Nesta semana em que se comemora o Dia Nacional das Reservas Particulares do Patrimônio Natural (RPPNs), no dia 31 de janeiro, o Programa COPAÍBAS celebra o marco de 21 novas RPPNs criadas no Cerrado e 25 planos de manejo elaborados e aprovados, são 44 RPPNs apoiadas no total. Importante ferramenta para a conservação ambiental, as Reservas Particulares do Patrimônio Natural (RPPNs) são áreas protegidas criadas voluntariamente por proprietários privados e integram o Sistema Nacional de Unidades de Conservação (SNUC). Elas desempenham um papel estratégico como corredor ecológico e de conectividade de paisagens, bem como de proteção dos recursos hídricos. Hoje o Brasil conta com mais de 1.900 RPPNs, que, ao todo, protegem cerca de 837 mil hectares de áreas conservadas, segundo dados do Painel de Indicadores da Confederação Nacional de RPPNs (CNRPPN).
O Programa COPAÍBAS tem a expansão do sistema de áreas protegidas como um de seus eixos estratégicos, apoiando não só a criação de novas RPPNs no Cerrado, como também a elaboração de Planos de Manejo, documento essencial para a gestão dessas áreas. Os Planos são guias que orientam as ações futuras deste território, visando a preservação do patrimônio natural e possíveis usos sustentáveis. Além de obrigatórios, os Planos de Manejo precisam ser elaborados em até cinco anos após a criação de uma RPPN.

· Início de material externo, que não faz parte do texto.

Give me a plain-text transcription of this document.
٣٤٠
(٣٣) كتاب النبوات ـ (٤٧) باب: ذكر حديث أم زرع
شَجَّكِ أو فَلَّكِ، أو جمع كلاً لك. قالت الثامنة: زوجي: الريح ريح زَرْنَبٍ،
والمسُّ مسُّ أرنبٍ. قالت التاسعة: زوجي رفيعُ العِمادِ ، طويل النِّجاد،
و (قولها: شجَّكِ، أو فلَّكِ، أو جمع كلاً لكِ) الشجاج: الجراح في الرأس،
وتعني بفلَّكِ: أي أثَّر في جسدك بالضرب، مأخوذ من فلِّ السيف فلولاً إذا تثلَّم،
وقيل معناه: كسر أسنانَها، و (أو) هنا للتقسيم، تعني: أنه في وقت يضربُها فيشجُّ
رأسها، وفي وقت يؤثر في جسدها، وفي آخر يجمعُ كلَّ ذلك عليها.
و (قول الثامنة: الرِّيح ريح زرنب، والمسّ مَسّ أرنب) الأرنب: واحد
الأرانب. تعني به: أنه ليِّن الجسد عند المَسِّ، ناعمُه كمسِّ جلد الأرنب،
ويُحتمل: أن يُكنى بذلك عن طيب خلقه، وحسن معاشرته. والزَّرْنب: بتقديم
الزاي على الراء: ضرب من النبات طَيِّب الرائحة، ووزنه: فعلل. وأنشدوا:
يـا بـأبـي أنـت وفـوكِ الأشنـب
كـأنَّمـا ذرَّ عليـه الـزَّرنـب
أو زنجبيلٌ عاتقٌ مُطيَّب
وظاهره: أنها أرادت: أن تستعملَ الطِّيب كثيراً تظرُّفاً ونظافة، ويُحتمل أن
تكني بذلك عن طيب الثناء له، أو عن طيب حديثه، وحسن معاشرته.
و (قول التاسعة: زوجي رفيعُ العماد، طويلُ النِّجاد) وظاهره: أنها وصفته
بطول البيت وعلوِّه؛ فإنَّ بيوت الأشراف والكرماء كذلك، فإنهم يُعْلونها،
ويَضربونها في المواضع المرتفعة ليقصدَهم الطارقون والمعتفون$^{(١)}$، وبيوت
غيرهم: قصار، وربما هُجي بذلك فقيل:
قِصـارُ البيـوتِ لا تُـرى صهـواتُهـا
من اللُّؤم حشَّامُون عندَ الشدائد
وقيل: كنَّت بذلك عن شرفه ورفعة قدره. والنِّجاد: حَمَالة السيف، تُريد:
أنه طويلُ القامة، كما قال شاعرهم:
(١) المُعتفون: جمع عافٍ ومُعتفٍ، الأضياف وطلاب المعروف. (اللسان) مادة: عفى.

Dentre os Planos de Manejo aprovados recentemente estão os da RPPN Porto das Antas, em Goiás, e da RPPN Serra das Macaúbas, em Minas Gerais, ambos realizados com a coordenação da ONG SOS Sertão. As reservas somam uma área de 284 hectares de proteção ao Cerrado brasileiro. Para Joaquim Neto, da SOS Sertão, o apoio do COPAÍBAS foi fundamental para o desenvolvimento e aprovação do documento. “Sem o apoio do Programa seria inviável para os proprietários dessas áreas estruturarem adequadamente os documentos, que possuem muita complexidade e exigem conhecimento específico sobre conservação, legislação ambiental e manejo de recursos naturais”, explicou.

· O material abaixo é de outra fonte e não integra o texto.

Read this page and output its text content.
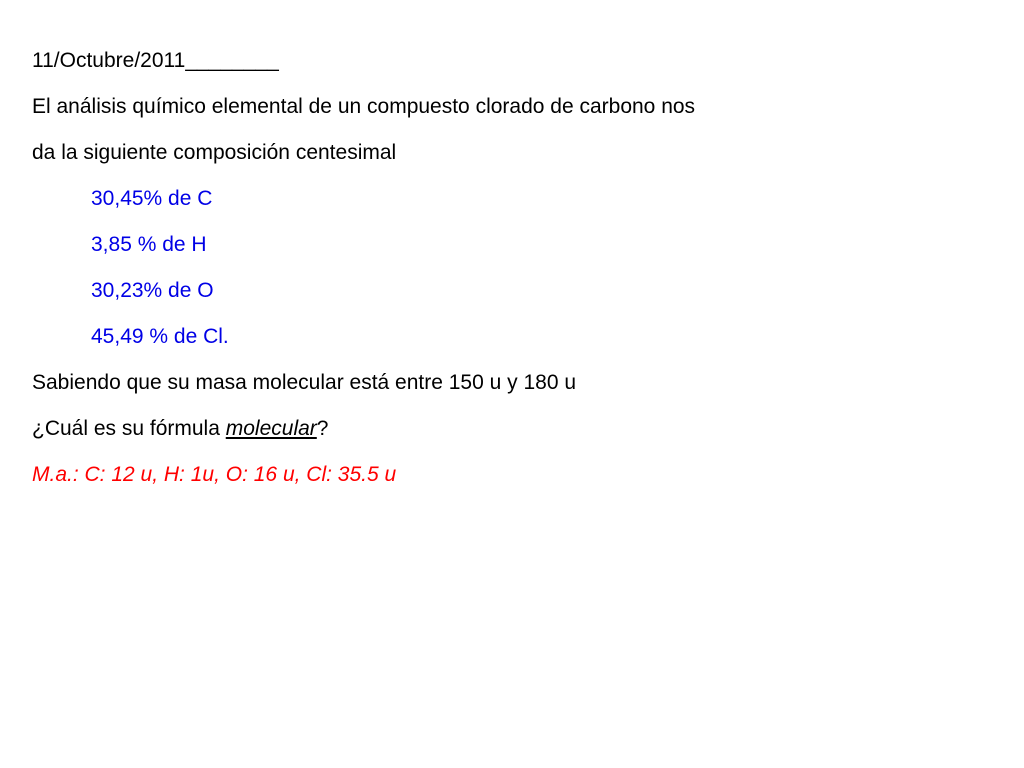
11/Octubre/2011________
El análisis químico elemental de un compuesto clorado de carbono nos
da la siguiente composición centesimal
30,45% de C
3,85 % de H
30,23% de O
45,49 % de Cl.
Sabiendo que su masa molecular está entre 150 u y 180 u
¿Cuál es su fórmula molecular?
M.a.: C: 12 u, H: 1u, O: 16 u, Cl: 35.5 u
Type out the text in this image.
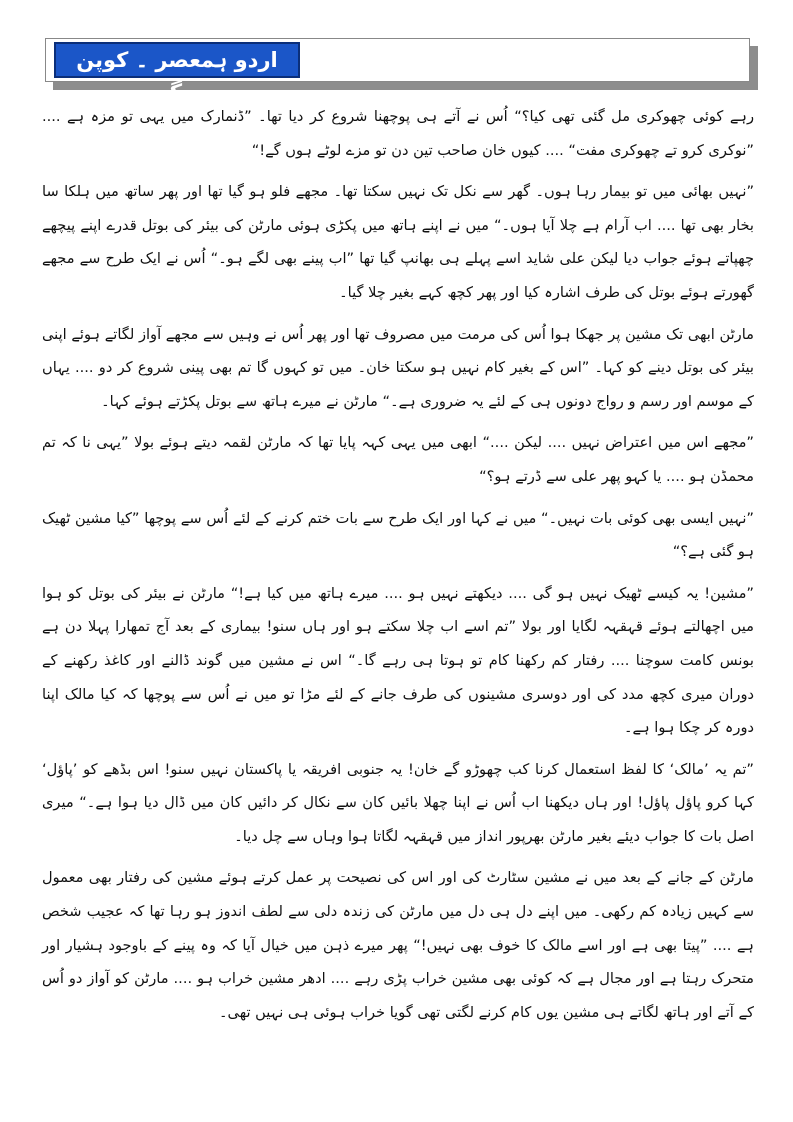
اردو ہمعصر ۔ کوپن ہیگن

رہے کوئی چھوکری مل گئی تھی کیا؟“ اُس نے آتے ہی پوچھنا شروع کر دیا تھا۔ ”ڈنمارک میں یہی تو مزہ ہے .... ”نوکری کرو تے چھوکری مفت“ .... کیوں خان صاحب تین دن تو مزے لوٹے ہوں گے!“

”نہیں بھائی میں تو بیمار رہا ہوں۔ گھر سے نکل تک نہیں سکتا تھا۔ مجھے فلو ہو گیا تھا اور پھر ساتھ میں ہلکا سا بخار بھی تھا .... اب آرام ہے چلا آیا ہوں۔“ میں نے اپنے ہاتھ میں پکڑی ہوئی مارٹن کی بیئر کی بوتل قدرے اپنے پیچھے چھپاتے ہوئے جواب دیا لیکن علی شاید اسے پہلے ہی بھانپ گیا تھا ”اب پینے بھی لگے ہو۔“ اُس نے ایک طرح سے مجھے گھورتے ہوئے بوتل کی طرف اشارہ کیا اور پھر کچھ کہے بغیر چلا گیا۔

مارٹن ابھی تک مشین پر جھکا ہوا اُس کی مرمت میں مصروف تھا اور پھر اُس نے وہیں سے مجھے آواز لگاتے ہوئے اپنی بیئر کی بوتل دینے کو کہا۔ ”اس کے بغیر کام نہیں ہو سکتا خان۔ میں تو کہوں گا تم بھی پینی شروع کر دو .... یہاں کے موسم اور رسم و رواج دونوں ہی کے لئے یہ ضروری ہے۔“ مارٹن نے میرے ہاتھ سے بوتل پکڑتے ہوئے کہا۔

”مجھے اس میں اعتراض نہیں .... لیکن ....“ ابھی میں یہی کہہ پایا تھا کہ مارٹن لقمہ دیتے ہوئے بولا ”یہی نا کہ تم محمڈن ہو .... یا کہو پھر علی سے ڈرتے ہو؟“

”نہیں ایسی بھی کوئی بات نہیں۔“ میں نے کہا اور ایک طرح سے بات ختم کرنے کے لئے اُس سے پوچھا ”کیا مشین ٹھیک ہو گئی ہے؟“

”مشین! یہ کیسے ٹھیک نہیں ہو گی .... دیکھتے نہیں ہو .... میرے ہاتھ میں کیا ہے!“ مارٹن نے بیئر کی بوتل کو ہوا میں اچھالتے ہوئے قہقہہ لگایا اور بولا ”تم اسے اب چلا سکتے ہو اور ہاں سنو! بیماری کے بعد آج تمھارا پہلا دن ہے بونس کامت سوچنا .... رفتار کم رکھنا کام تو ہوتا ہی رہے گا۔“ اس نے مشین میں گوند ڈالنے اور کاغذ رکھنے کے دوران میری کچھ مدد کی اور دوسری مشینوں کی طرف جانے کے لئے مڑا تو میں نے اُس سے پوچھا کہ کیا مالک اپنا دورہ کر چکا ہوا ہے۔

”تم یہ ’مالک‘ کا لفظ استعمال کرنا کب چھوڑو گے خان! یہ جنوبی افریقہ یا پاکستان نہیں سنو! اس بڈھے کو ’پاؤل‘ کہا کرو پاؤل پاؤل! اور ہاں دیکھنا اب اُس نے اپنا چھلا بائیں کان سے نکال کر دائیں کان میں ڈال دیا ہوا ہے۔“ میری اصل بات کا جواب دیئے بغیر مارٹن بھرپور انداز میں قہقہہ لگاتا ہوا وہاں سے چل دیا۔

مارٹن کے جانے کے بعد میں نے مشین سٹارٹ کی اور اس کی نصیحت پر عمل کرتے ہوئے مشین کی رفتار بھی معمول سے کہیں زیادہ کم رکھی۔ میں اپنے دل ہی دل میں مارٹن کی زندہ دلی سے لطف اندوز ہو رہا تھا کہ عجیب شخص ہے .... ”پیتا بھی ہے اور اسے مالک کا خوف بھی نہیں!“ پھر میرے ذہن میں خیال آیا کہ وہ پینے کے باوجود ہشیار اور متحرک رہتا ہے اور مجال ہے کہ کوئی بھی مشین خراب پڑی رہے .... ادھر مشین خراب ہو .... مارٹن کو آواز دو اُس کے آتے اور ہاتھ لگاتے ہی مشین یوں کام کرنے لگتی تھی گویا خراب ہوئی ہی نہیں تھی۔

Segundo Joaquim, essas reservas possuem papel importante na manutenção da vegetação nativa da região em que estão inseridas, além de fortalecerem a rede de áreas protegidas do Cerrado, complementando as unidades já existentes. Ele também destacou a importância das ações de comunicação e valorização desta estratégia de conservação. “A divulgação contínua sobre as RPPNs contribuiu para popularizar o que são essas reservas, por que criá-las e como elaborar um Plano de Manejo. Esse esforço difundiu o conhecimento de forma clara e acessível, aproximando proprietários rurais e gestores do tema, gerando um efeito multiplicador que fortalece a rede de áreas protegidas privadas no Cerrado e inspira novas iniciativas”, conclui.